The bill announced by President Andrzej Duda to reconstruct the Saxon Palace was published on Wednesday. The project is expected to take 10 years and consume nearly 2.5 billion zlotys. A company set up for this purpose will be responsible for it.
new law and new company
photo. press materials / president.pl
The draft special law sent to the Sejm introduces special solutions for the planning and execution of the investment. The creators of the bill assume that the reconstruction of historic buildings will be carried out taking into account the needs of a modern and dynamically developing city. The proposed solutions will also serve the process of harmonizing local interests with the national interest. The State Treasury will be the investor in the reconstruction of the Saxon Palace, the Brühl Palace and the townhouses on Królewska Street. For this purpose, a special purpose company will be established to carry out the investment. At the same time, an eight-member Reconstruction Council - an advisory body composed of representatives of the Polish president, prime minister, minister of culture, minister of defense, general conservator of monuments and the mayor of Warsaw - is to be established at the Ministry of Culture, National Heritage and Sports.
surprising costs
photo: Wikimedia Commons
Most controversial were the costs to be generated by the operation of the company and the reconstruction itself. Previous estimates from 2019 put the cost at 600 million zlotys, and the entire complex, along with the accompanying palace buildings, was expected to cost 1.2 billion zlotys. Meanwhile, the spec bill entails a budget burden of about PLN 2,453,230,000. This amount is spread over a whole decade, and so already in 2021 the preparatory work will consume more than 20 million zlotys. For comparison, the Museum of Modern Art in Warsaw, which is currently under construction, will cost taxpayers PLN 417 million, and the National Stadium, completed in 2012, closed at just under PLN 2 billion.

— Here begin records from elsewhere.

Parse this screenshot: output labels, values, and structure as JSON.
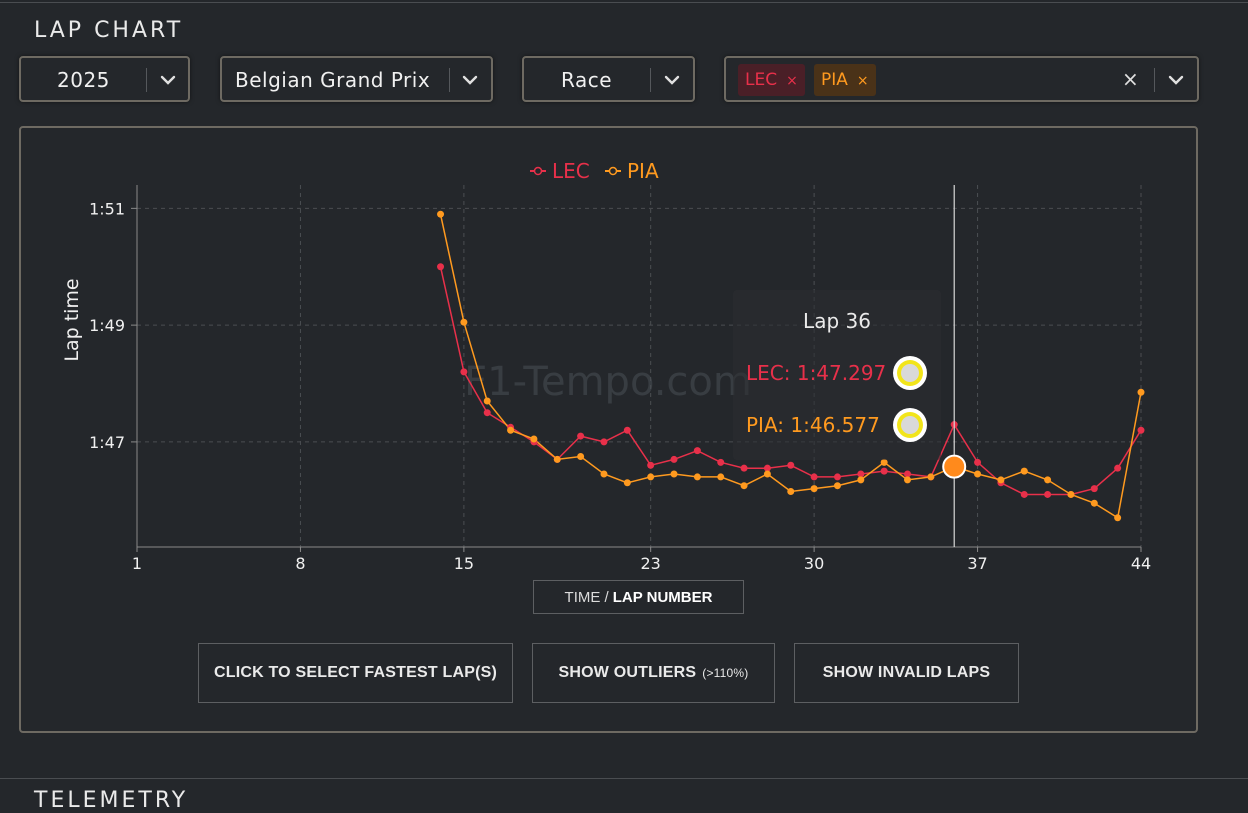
{
  "section_title": "LAP CHART",
  "next_section_title": "TELEMETRY",
  "filters": {
    "year": "2025",
    "event": "Belgian Grand Prix",
    "session": "Race",
    "drivers": [
      {
        "code": "LEC",
        "color": "#e8304a",
        "bg": "#4a1f27"
      },
      {
        "code": "PIA",
        "color": "#ff9a1f",
        "bg": "#4a3218"
      }
    ],
    "clear_glyph": "×",
    "remove_glyph": "×"
  },
  "chart_data": {
    "type": "line",
    "title": "",
    "ylabel": "Lap time",
    "xlabel": "TIME / LAP NUMBER",
    "x_ticks": [
      1,
      8,
      15,
      23,
      30,
      37,
      44
    ],
    "xlim": [
      1,
      44
    ],
    "y_ticks": [
      {
        "value": 107,
        "label": "1:47"
      },
      {
        "value": 109,
        "label": "1:49"
      },
      {
        "value": 111,
        "label": "1:51"
      }
    ],
    "ylim": [
      105.2,
      111.4
    ],
    "grid": true,
    "legend": "top-center",
    "watermark": "F1-Tempo.com",
    "x": [
      14,
      15,
      16,
      17,
      18,
      19,
      20,
      21,
      22,
      23,
      24,
      25,
      26,
      27,
      28,
      29,
      30,
      31,
      32,
      33,
      34,
      35,
      36,
      37,
      38,
      39,
      40,
      41,
      42,
      43,
      44
    ],
    "series": [
      {
        "name": "LEC",
        "color": "#e8304a",
        "values": [
          110.0,
          108.2,
          107.5,
          107.25,
          107.0,
          106.7,
          107.1,
          107.0,
          107.2,
          106.6,
          106.7,
          106.85,
          106.65,
          106.55,
          106.55,
          106.6,
          106.4,
          106.4,
          106.45,
          106.5,
          106.45,
          106.4,
          107.297,
          106.65,
          106.3,
          106.1,
          106.1,
          106.1,
          106.2,
          106.55,
          107.2
        ]
      },
      {
        "name": "PIA",
        "color": "#ff9a1f",
        "values": [
          110.9,
          109.05,
          107.7,
          107.2,
          107.05,
          106.7,
          106.75,
          106.45,
          106.3,
          106.4,
          106.45,
          106.4,
          106.4,
          106.25,
          106.45,
          106.15,
          106.2,
          106.25,
          106.35,
          106.65,
          106.35,
          106.4,
          106.577,
          106.45,
          106.35,
          106.5,
          106.35,
          106.1,
          105.95,
          105.7,
          107.85
        ]
      }
    ],
    "tooltip": {
      "lap": 36,
      "title": "Lap 36",
      "rows": [
        {
          "driver": "LEC",
          "text": "LEC: 1:47.297",
          "color": "#e8304a"
        },
        {
          "driver": "PIA",
          "text": "PIA: 1:46.577",
          "color": "#ff9a1f"
        }
      ]
    }
  },
  "buttons": {
    "fastest": "CLICK TO SELECT FASTEST LAP(S)",
    "outliers": "SHOW OUTLIERS",
    "outliers_note": "(>110%)",
    "invalid": "SHOW INVALID LAPS"
  },
  "axis_toggle": {
    "time": "TIME /",
    "lap": "LAP NUMBER"
  }
}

Where did this amount come from?
photo Polona
Unfortunately, the draft speculation does not provide an answer to what influenced such a high cost of the reconstruction of this complex. However, the total amount also includes the cost of handling the reconstruction council and other ministry costs related to the investment, but the construction itself will cost less. Meanwhile, as Gazeta Wyborcza calculates based on the document's provisions, the board's earnings at the new company will reach PLN 28,275 per month, not including bonuses and allowances. Interestingly, the speculative law exempts the Palace's reconstruction from current construction and conservation supervision laws.
who is the palace for?
photo: press materials
According to the intentions of the bill's authors, the newly constructed buildings are to be used for the needs of the Chancellery of the Senate and the Mazovian Provincial Office in Warsaw, as well as for other entities conducting cultural, educational or socially useful activities. The Senate is to occupy the Brühl Palace, the Provincial Office the rebuilt tenements, and culture will fill the palace spaces. The politicians' announcements included a museum for the destruction/reconstruction of Warsaw and a museum for Lech Kaczynski, who championed the reconstruction of the edifice. Allocation of the premises will be within the competence of the Minister of Culture.
What instead of reconstruction?
Prof. Marek Budzyński's concept
photo by Marek Budzyński / Here it was, here it stood
The problem of rebuilding the Saxon Palace and surrounding buildings has been present in the architectural debate since the end of the war. Zbigniew Karpiński, Marek Budzyński and FAAB, among others, had ideas for this place. A slightly different approach to the issue of commemorating this important place in the history and space of Warsaw was taken by designers from the JEMS office . In their concept from the late 1980s, they proposed playing with differences in the height of the site, walls of greenery and small architecture.
photo courtesy of JEMS Architekci
If the surface of the square were to be flattened, the park could be exposed on a single-story pedestal along with the Tomb, legibly enclosing it from the west. The pedestal could contain part of the preserved basement of the palace, used, for example, for exhibition purposes. Similar spatial assumptions function in the historical centers of European cities, such as the Concorde Square in Paris, where the Tuileries gardens form a kind of elevated platform on the site of an unbuilt palace.
JEMS Architects
photo courtesy of JEMS Architects
The architects also point out the very fabric that is to be rebuilt after more than seventy years. They point out that the majority of the complex consisted of two townhouses of Russian merchant Ivan Skwarcov that were not of great architectural value. Of value was primarily the colonnade co-designed by Idzikowski, the remains of which are today the only visible element of the building demolished by the occupiers. The ruin as such, however, has a much higher symbolic significance than the reconstructed building, and the breach in Warsaw's built environment bears the strongest testimony to its difficult history. Much more so than the reconstructed edifice.